Claro

Oscuro

Por no haber podido decir nunca lo que se piensa, somos un país de sobreentendidos.

Desde el 78 es un sobreentendido, por ejemplo, que España no hizo una Constitución, sino que una Constitución hizo España.

La Constitución prohíbe el mandato imperativo, pero hay que sobreentender que eso no es más que un homenaje al abate Sieyes, y al cabo, una forma de hablar.

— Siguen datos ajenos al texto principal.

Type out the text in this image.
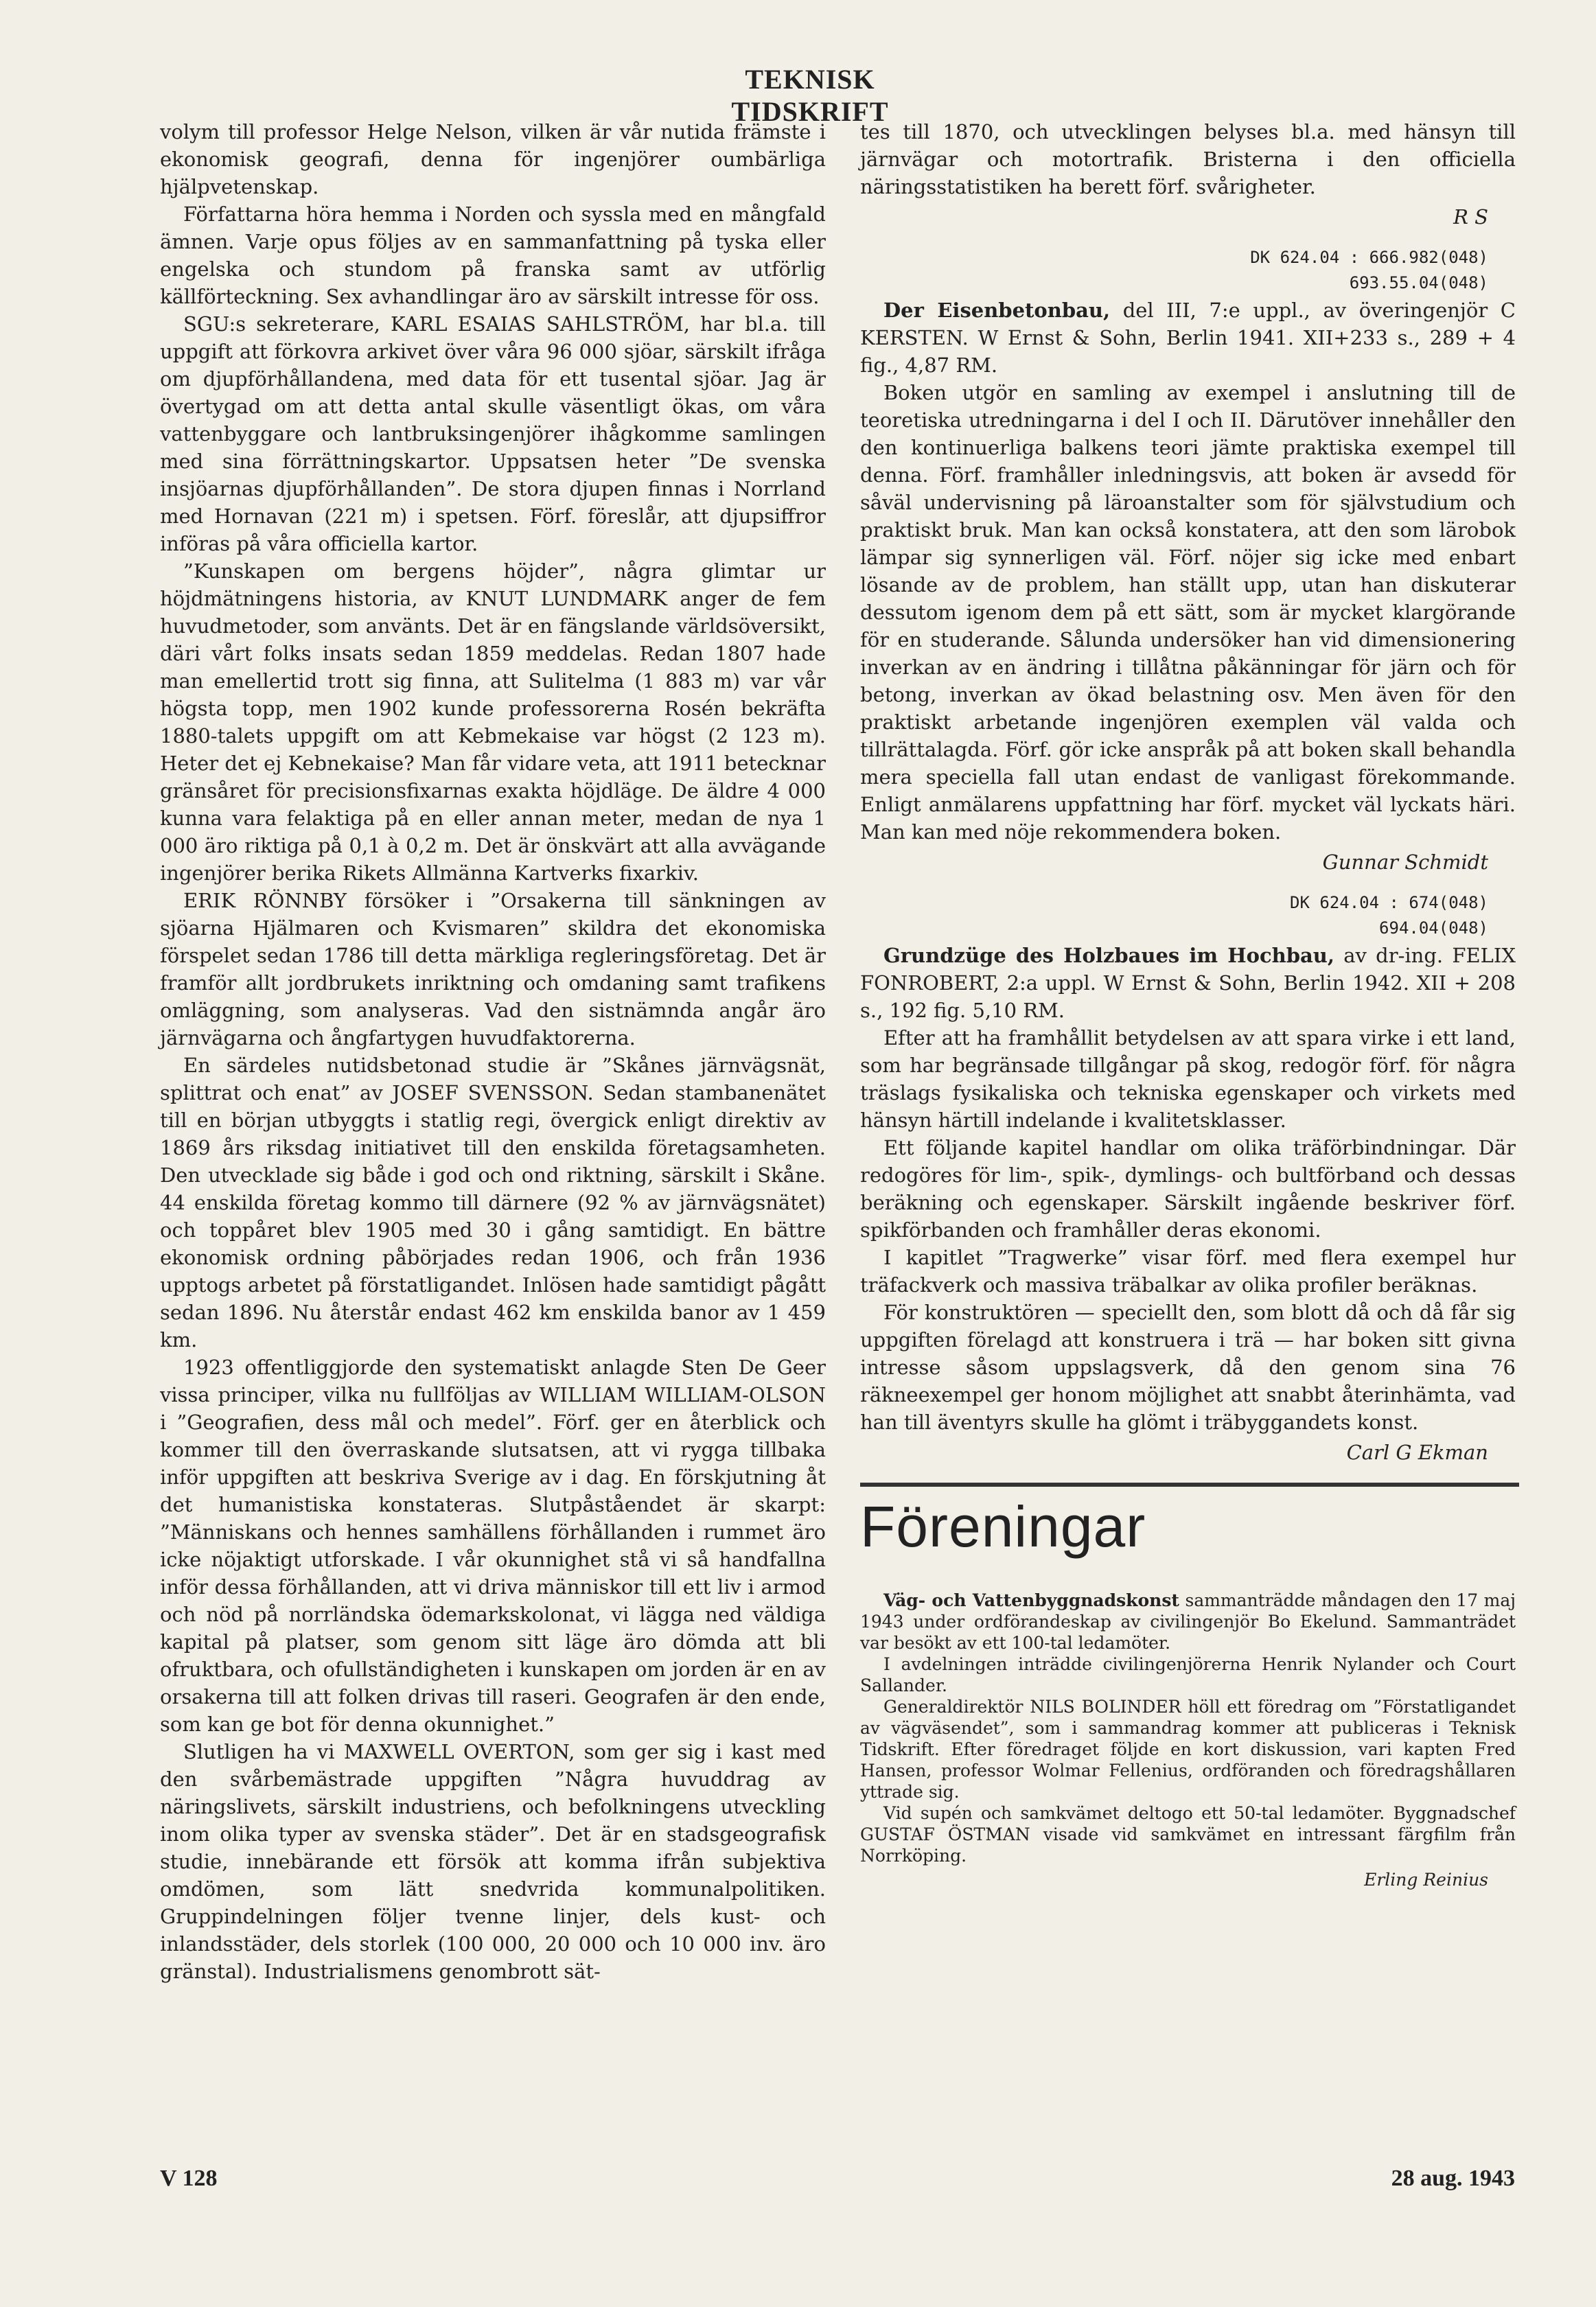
TEKNISK TIDSKRIFT

volym till professor Helge Nelson, vilken är vår nutida främste i ekonomisk geografi, denna för ingenjörer oumbärliga hjälpvetenskap.

Författarna höra hemma i Norden och syssla med en mångfald ämnen. Varje opus följes av en sammanfattning på tyska eller engelska och stundom på franska samt av utförlig källförteckning. Sex avhandlingar äro av särskilt intresse för oss.

SGU:s sekreterare, KARL ESAIAS SAHLSTRÖM, har bl.a. till uppgift att förkovra arkivet över våra 96 000 sjöar, särskilt ifråga om djupförhållandena, med data för ett tusental sjöar. Jag är övertygad om att detta antal skulle väsentligt ökas, om våra vattenbyggare och lantbruksingenjörer ihågkomme samlingen med sina förrättningskartor. Uppsatsen heter ”De svenska insjöarnas djupförhållanden”. De stora djupen finnas i Norrland med Hornavan (221 m) i spetsen. Förf. föreslår, att djupsiffror införas på våra officiella kartor.

”Kunskapen om bergens höjder”, några glimtar ur höjdmätningens historia, av KNUT LUNDMARK anger de fem huvudmetoder, som använts. Det är en fängslande världsöversikt, däri vårt folks insats sedan 1859 meddelas. Redan 1807 hade man emellertid trott sig finna, att Sulitelma (1 883 m) var vår högsta topp, men 1902 kunde professorerna Rosén bekräfta 1880-talets uppgift om att Kebmekaise var högst (2 123 m). Heter det ej Kebnekaise? Man får vidare veta, att 1911 betecknar gränsåret för precisionsfixarnas exakta höjdläge. De äldre 4 000 kunna vara felaktiga på en eller annan meter, medan de nya 1 000 äro riktiga på 0,1 à 0,2 m. Det är önskvärt att alla avvägande ingenjörer berika Rikets Allmänna Kartverks fixarkiv.

ERIK RÖNNBY försöker i ”Orsakerna till sänkningen av sjöarna Hjälmaren och Kvismaren” skildra det ekonomiska förspelet sedan 1786 till detta märkliga regleringsföretag. Det är framför allt jordbrukets inriktning och omdaning samt trafikens omläggning, som analyseras. Vad den sistnämnda angår äro järnvägarna och ångfartygen huvudfaktorerna.

En särdeles nutidsbetonad studie är ”Skånes järnvägsnät, splittrat och enat” av JOSEF SVENSSON. Sedan stambanenätet till en början utbyggts i statlig regi, övergick enligt direktiv av 1869 års riksdag initiativet till den enskilda företagsamheten. Den utvecklade sig både i god och ond riktning, särskilt i Skåne. 44 enskilda företag kommo till därnere (92 % av järnvägsnätet) och toppåret blev 1905 med 30 i gång samtidigt. En bättre ekonomisk ordning påbörjades redan 1906, och från 1936 upptogs arbetet på förstatligandet. Inlösen hade samtidigt pågått sedan 1896. Nu återstår endast 462 km enskilda banor av 1 459 km.

1923 offentliggjorde den systematiskt anlagde Sten De Geer vissa principer, vilka nu fullföljas av WILLIAM WILLIAM-OLSON i ”Geografien, dess mål och medel”. Förf. ger en återblick och kommer till den överraskande slutsatsen, att vi rygga tillbaka inför uppgiften att beskriva Sverige av i dag. En förskjutning åt det humanistiska konstateras. Slutpåståendet är skarpt: ”Människans och hennes samhällens förhållanden i rummet äro icke nöjaktigt utforskade. I vår okunnighet stå vi så handfallna inför dessa förhållanden, att vi driva människor till ett liv i armod och nöd på norrländska ödemarkskolonat, vi lägga ned väldiga kapital på platser, som genom sitt läge äro dömda att bli ofruktbara, och ofullständigheten i kunskapen om jorden är en av orsakerna till att folken drivas till raseri. Geografen är den ende, som kan ge bot för denna okunnighet.”

Slutligen ha vi MAXWELL OVERTON, som ger sig i kast med den svårbemästrade uppgiften ”Några huvuddrag av näringslivets, särskilt industriens, och befolkningens utveckling inom olika typer av svenska städer”. Det är en stadsgeografisk studie, innebärande ett försök att komma ifrån subjektiva omdömen, som lätt snedvrida kommunalpolitiken. Gruppindelningen följer tvenne linjer, dels kust- och inlandsstäder, dels storlek (100 000, 20 000 och 10 000 inv. äro gränstal). Industrialismens genombrott sät-

tes till 1870, och utvecklingen belyses bl.a. med hänsyn till järnvägar och motortrafik. Bristerna i den officiella näringsstatistiken ha berett förf. svårigheter.

R S
DK 624.04 : 666.982(048)
693.55.04(048)

Der Eisenbetonbau, del III, 7:e uppl., av överingenjör C KERSTEN. W Ernst & Sohn, Berlin 1941. XII+233 s., 289 + 4 fig., 4,87 RM.

Boken utgör en samling av exempel i anslutning till de teoretiska utredningarna i del I och II. Därutöver innehåller den den kontinuerliga balkens teori jämte praktiska exempel till denna. Förf. framhåller inledningsvis, att boken är avsedd för såväl undervisning på läroanstalter som för självstudium och praktiskt bruk. Man kan också konstatera, att den som lärobok lämpar sig synnerligen väl. Förf. nöjer sig icke med enbart lösande av de problem, han ställt upp, utan han diskuterar dessutom igenom dem på ett sätt, som är mycket klargörande för en studerande. Sålunda undersöker han vid dimensionering inverkan av en ändring i tillåtna påkänningar för järn och för betong, inverkan av ökad belastning osv. Men även för den praktiskt arbetande ingenjören exemplen väl valda och tillrättalagda. Förf. gör icke anspråk på att boken skall behandla mera speciella fall utan endast de vanligast förekommande. Enligt anmälarens uppfattning har förf. mycket väl lyckats häri. Man kan med nöje rekommendera boken.

Gunnar Schmidt
DK 624.04 : 674(048)
694.04(048)

Grundzüge des Holzbaues im Hochbau, av dr-ing. FELIX FONROBERT, 2:a uppl. W Ernst & Sohn, Berlin 1942. XII + 208 s., 192 fig. 5,10 RM.

Efter att ha framhållit betydelsen av att spara virke i ett land, som har begränsade tillgångar på skog, redogör förf. för några träslags fysikaliska och tekniska egenskaper och virkets med hänsyn härtill indelande i kvalitetsklasser.

Ett följande kapitel handlar om olika träförbindningar. Där redogöres för lim-, spik-, dymlings- och bultförband och dessas beräkning och egenskaper. Särskilt ingående beskriver förf. spikförbanden och framhåller deras ekonomi.

I kapitlet ”Tragwerke” visar förf. med flera exempel hur träfackverk och massiva träbalkar av olika profiler beräknas.

För konstruktören — speciellt den, som blott då och då får sig uppgiften förelagd att konstruera i trä — har boken sitt givna intresse såsom uppslagsverk, då den genom sina 76 räkneexempel ger honom möjlighet att snabbt återinhämta, vad han till äventyrs skulle ha glömt i träbyggandets konst.

Carl G Ekman
Föreningar

Väg- och Vattenbyggnadskonst sammanträdde måndagen den 17 maj 1943 under ordförandeskap av civilingenjör Bo Ekelund. Sammanträdet var besökt av ett 100-tal ledamöter.

I avdelningen inträdde civilingenjörerna Henrik Nylander och Court Sallander.

Generaldirektör NILS BOLINDER höll ett föredrag om ”Förstatligandet av vägväsendet”, som i sammandrag kommer att publiceras i Teknisk Tidskrift. Efter föredraget följde en kort diskussion, vari kapten Fred Hansen, professor Wolmar Fellenius, ordföranden och föredragshållaren yttrade sig.

Vid supén och samkvämet deltogo ett 50-tal ledamöter. Byggnadschef GUSTAF ÖSTMAN visade vid samkvämet en intressant färgfilm från Norrköping.

Erling Reinius
V 128	28 aug. 1943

La Constitución faculta para dar instrucciones a las autonomías recalcitrantes, pero se sobreentiende que es para disolver gobiernos y parlamentos, o sea, Cromwell pasado por la abogacía del Estado, aunque sea un Estado “amorcillao” en tablas por la media lagartijera propinada por un Jeffersonet de Gerona.

Donde hay creación no hay interpretación, dice Emilio Betti, pero el sobreentendido español está muy por encima de la creación, y tiene que ver más con la teoría del caudillaje de Javier Conde que con la de la interpretación jurídica de Betti.

Sobreentendamos, pues, que todo el tabarrón catalán es para reformar (“enmendar” es en América, y la explicación no nos cabe en el folio) la Constitución, que nació perpetua: Suárez, se nos dijo, era un Licurgo, el espartano que hizo una Constitución a condición de no cambiarla hasta que él volviera, y ha vuelto en forma de Rivera, el nadador.

Lo importante en el golpe catalán, como en el incendio del Windsor, es la ausencia de víctimas mortales (de ahí la insistencia de todo el mundo en la no violencia), pues eso permite a los políticos masticar el chicle penal a ritmo de encuesta.

Los artículos “federalistas” de Cebrián (¡Jay! ¡Jay! ¡Jay!) y la incontinencia verbal de Sánchez, que ha hecho suya la majadería jeffersoniana de una Constitución cada 19 años, indican que el Gran Sobreentendido que nos ha de matar, la reforma constitucional que nadie pide, ya está comiendo yerba: una España-Ave con españoles de clase club, españoles de clase preferente y españoles de clase turista.

La propaganda (¡flabelíferos a luchar!) será infernal.